Il presidente, un musulmano praticante che difende la diversità del paese nei suoi discorsi, ha tuttavia scelto il predicatore islamista conservatore Ma’ruf Amin come candidato alla vicepresidenza. Una strategia progettata per dare un voto all’elettorato conservatore musulmano, ma che preoccupa il più progressista. Widodo pratica un Islam moderato tanto che c’e’ chi lo accusa di essere anti-islamico o di avere posizioni da molto vicine alla Cina.

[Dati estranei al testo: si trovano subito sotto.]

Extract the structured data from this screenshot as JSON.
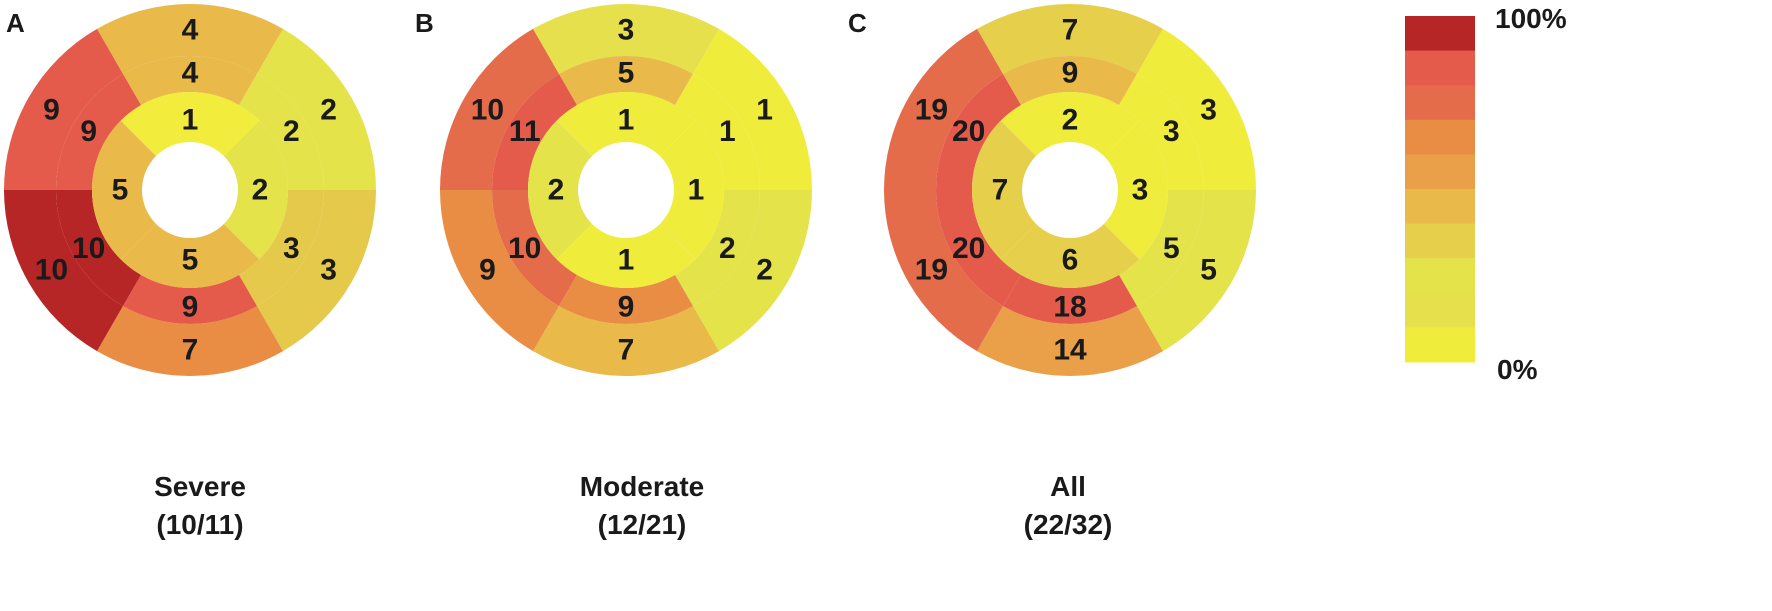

Il 75enne vicepresidente, presidente del Consiglio degli Ulema, il più alto organo religioso in Indonesia, ha una storia molto conservatrice di opinioni mentre l’ex generale Prabowo Subianto ha scelto un energico uomo d’affari 49enne, Sandiaga Uno, per la sua campagna nazionalista, a favore di un taglio delle tasse di 8 punti. Si è avvicinato ai gruppi islamici più radicali e ha promosso maggiori spese per la difesa e la sicurezza. Sul fronte economico vanta una politica protezionista come quella di Donald Trump e ha promesso di interrogare miliardi di dollari di investimenti cinesi nel paese. Le ambizioni del candidato dell’opposizione sono state a lungo ostacolate dai suoi legami con il regime del dittatore Suharto, di cui era il genero, e il suo controverso contesto militare. Ordinò il sequestro di attivisti pro-democrazia dopo la caduta del regime di Suharto nel 1998 e fu accusato di gravi abusi durante il conflitto a Timor orientale.